Not by default, because the model at the core is non-deterministic: the same input can produce different outputs, and in a multi-step agent one wrong step corrupts everything after it. This is why most agents in production are kept narrow, constrained to a few steps with human checkpoints, and why surveys find most pilots never reach production. Agents become reliable through engineering, not a better model: tracing every step, evaluating outputs against real cases, and continuously fixing the steps that regress.

What does an AI agent do?

An AI agent carries out a goal across several steps instead of answering a single question. It reads the situation, decides on an action, calls a tool such as an API, a search, or code execution, checks the result, and repeats until the task is done. Concretely that looks like a coding agent reading an issue, editing files, running tests, and opening a pull request, or a support agent reading a ticket, querying a knowledge base, and drafting a reply. The defining trait is action: an agent does something, where a chatbot only tells you something.

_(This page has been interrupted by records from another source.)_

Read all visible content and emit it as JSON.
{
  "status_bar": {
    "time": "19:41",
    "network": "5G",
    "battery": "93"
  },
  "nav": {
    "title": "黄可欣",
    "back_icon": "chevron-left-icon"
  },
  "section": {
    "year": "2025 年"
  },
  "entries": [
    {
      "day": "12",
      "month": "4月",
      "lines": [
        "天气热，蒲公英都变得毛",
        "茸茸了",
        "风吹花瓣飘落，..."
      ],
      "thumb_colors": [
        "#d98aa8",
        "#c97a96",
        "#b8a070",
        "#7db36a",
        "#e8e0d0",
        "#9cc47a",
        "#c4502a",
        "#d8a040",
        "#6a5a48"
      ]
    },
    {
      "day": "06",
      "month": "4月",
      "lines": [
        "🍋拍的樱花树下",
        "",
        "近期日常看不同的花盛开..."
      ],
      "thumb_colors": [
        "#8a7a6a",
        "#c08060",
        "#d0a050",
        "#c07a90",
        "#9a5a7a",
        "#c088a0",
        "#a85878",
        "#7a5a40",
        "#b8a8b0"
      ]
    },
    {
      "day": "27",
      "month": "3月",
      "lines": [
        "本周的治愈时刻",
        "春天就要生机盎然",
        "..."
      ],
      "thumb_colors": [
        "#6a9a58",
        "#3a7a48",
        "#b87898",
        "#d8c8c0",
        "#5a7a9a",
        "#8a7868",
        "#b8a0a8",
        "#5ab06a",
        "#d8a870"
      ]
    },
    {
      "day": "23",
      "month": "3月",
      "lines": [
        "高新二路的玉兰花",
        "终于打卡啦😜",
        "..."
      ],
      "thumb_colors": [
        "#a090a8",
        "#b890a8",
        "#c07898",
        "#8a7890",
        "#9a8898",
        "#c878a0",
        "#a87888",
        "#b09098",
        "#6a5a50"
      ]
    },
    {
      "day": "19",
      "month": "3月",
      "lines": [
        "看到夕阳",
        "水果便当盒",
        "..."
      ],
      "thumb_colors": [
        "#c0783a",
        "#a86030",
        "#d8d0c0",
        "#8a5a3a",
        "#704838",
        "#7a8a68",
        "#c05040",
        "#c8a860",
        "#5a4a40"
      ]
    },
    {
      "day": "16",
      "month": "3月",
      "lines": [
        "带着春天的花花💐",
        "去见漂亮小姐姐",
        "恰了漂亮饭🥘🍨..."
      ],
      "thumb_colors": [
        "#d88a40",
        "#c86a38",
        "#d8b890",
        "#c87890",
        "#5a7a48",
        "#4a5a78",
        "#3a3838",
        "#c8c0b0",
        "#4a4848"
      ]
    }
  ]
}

What are the types of AI agents?

The classic taxonomy from Russell and Norvig lists five: simple reflex, model-based reflex, goal-based, utility-based, and learning agents. That framework predates language models. Teams building with LLMs today usually categorize agents by how much autonomy they hold instead: an assistant that suggests, a workflow where code controls the steps and the model fills them in, and a model-directed agent that picks its own tools and loops at runtime. Most production systems are workflows with one or two agentic steps, because they are more predictable than an agent left to run the whole loop on its own.